Les résultats de l’étude ont des implications potentielles à long terme pour le traitement des troubles neurologiques et psychiatriques, tels que la schizophrénie, qui sont caractérisés par des perturbations dans ces processus d’intégration de l’information.
« Il sera plus facile de trouver des moyens de réintégrer l’esprit chez les personnes atteintes de ces troubles si nous pouvons mieux comprendre comment les esprits sont intégrés dans les cas typiques et sains », a ajouté Halgren.
Plus largement, les résultats de l’étude ont des implications importantes pour notre compréhension du lien entre la fonction cérébrale et l’expérience humaine.
« Il s’agit d’une question fondamentale de l’existence humaine, qui touche au cœur de la relation entre l’esprit et le cerveau », a déclaré Halgren. « En comprenant comment les neurones de notre cerveau fonctionnent ensemble, nous pouvons acquérir de nouvelles connaissances sur la nature même de la conscience. »

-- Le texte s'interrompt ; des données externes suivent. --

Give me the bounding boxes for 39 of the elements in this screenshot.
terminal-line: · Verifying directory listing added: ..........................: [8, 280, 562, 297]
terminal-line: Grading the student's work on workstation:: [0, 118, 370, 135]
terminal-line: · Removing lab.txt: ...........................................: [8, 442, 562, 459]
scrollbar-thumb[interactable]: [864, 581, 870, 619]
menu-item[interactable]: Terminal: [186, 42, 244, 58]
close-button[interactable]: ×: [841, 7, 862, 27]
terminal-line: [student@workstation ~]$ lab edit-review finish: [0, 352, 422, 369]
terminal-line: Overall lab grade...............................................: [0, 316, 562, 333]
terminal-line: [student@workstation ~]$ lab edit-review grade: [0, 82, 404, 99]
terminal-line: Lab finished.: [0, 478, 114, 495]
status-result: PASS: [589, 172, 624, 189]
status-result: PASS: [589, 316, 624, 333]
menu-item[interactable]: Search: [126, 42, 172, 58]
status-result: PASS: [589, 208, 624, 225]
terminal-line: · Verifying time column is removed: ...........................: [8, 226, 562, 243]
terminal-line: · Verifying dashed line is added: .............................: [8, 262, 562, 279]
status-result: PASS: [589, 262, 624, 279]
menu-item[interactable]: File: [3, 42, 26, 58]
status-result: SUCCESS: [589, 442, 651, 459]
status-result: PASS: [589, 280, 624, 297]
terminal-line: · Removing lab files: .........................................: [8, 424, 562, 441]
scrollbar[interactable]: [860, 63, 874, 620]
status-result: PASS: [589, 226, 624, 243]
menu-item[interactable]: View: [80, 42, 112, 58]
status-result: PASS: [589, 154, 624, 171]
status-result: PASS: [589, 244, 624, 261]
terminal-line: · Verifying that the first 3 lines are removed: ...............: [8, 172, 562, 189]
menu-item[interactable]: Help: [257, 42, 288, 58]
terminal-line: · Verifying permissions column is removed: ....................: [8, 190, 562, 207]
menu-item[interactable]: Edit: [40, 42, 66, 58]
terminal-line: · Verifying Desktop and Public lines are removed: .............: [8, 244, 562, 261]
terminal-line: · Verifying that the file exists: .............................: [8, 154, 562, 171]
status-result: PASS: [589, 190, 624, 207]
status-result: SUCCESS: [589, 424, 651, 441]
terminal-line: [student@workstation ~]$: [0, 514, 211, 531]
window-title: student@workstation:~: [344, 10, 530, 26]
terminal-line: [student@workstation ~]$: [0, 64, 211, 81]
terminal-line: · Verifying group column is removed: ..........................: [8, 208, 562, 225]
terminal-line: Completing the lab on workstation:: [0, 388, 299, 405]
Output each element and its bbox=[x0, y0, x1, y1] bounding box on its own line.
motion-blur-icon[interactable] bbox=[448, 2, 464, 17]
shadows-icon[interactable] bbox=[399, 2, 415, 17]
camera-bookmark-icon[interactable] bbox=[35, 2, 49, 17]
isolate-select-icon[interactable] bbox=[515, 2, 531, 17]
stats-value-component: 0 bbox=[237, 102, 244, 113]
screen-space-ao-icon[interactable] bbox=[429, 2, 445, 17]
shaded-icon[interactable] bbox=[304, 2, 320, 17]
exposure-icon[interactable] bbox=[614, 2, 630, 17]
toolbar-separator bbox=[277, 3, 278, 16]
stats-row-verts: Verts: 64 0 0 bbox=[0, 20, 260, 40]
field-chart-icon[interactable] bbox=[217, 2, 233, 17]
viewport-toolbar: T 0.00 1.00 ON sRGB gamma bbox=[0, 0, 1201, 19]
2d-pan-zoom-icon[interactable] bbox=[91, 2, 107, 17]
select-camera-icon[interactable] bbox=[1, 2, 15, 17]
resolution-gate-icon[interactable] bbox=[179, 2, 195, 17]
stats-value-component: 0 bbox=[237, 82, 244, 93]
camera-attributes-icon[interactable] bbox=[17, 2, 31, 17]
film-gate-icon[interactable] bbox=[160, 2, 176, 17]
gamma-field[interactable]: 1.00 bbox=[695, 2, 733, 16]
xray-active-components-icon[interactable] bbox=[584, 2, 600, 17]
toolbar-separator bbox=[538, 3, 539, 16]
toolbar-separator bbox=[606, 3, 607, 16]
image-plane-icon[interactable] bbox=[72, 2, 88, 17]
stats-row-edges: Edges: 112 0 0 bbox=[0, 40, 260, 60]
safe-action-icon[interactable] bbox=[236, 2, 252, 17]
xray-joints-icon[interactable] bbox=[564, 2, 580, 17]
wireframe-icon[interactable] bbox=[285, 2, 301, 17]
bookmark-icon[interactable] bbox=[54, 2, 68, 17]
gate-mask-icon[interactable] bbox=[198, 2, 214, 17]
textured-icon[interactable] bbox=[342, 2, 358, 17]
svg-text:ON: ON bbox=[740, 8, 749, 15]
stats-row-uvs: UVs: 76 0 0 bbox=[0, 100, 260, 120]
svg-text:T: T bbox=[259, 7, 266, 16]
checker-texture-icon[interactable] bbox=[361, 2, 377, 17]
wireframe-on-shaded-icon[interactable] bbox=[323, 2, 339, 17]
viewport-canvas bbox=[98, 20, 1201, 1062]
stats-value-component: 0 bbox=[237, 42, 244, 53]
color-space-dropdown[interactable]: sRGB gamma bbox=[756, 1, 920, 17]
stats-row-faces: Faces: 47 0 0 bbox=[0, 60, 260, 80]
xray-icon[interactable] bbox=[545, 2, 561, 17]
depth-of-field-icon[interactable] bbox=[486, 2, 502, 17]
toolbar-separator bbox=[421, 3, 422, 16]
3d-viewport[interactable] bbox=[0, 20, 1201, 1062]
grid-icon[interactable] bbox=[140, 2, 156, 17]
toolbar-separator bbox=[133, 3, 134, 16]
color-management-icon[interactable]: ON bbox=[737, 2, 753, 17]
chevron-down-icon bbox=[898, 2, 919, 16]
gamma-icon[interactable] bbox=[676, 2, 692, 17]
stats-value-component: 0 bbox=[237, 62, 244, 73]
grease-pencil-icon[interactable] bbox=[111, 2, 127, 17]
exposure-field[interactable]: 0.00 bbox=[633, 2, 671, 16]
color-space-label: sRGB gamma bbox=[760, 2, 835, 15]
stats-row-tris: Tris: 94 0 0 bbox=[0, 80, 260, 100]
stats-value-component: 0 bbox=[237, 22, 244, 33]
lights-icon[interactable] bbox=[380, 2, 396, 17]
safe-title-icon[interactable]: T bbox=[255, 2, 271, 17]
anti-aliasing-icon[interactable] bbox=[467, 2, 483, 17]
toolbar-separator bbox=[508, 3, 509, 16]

Les co-auteurs supplémentaires de l'étude incluent Erik Kaestner de la faculté de médecine de l'UC San Diego, Chad Carlson du Medical College of Wisconsin, Werner K. Doyle et Orrin Devinsky de la faculté de médecine Langone de l'université de New York, et Thomas Thesen de la faculté de médecine Geisel.
L'étude a été financée, en partie, par les National Institutes of Health (subventions MH117155, T32MH020002) et l'Office of Naval Research (subvention N00014-16-1-2829).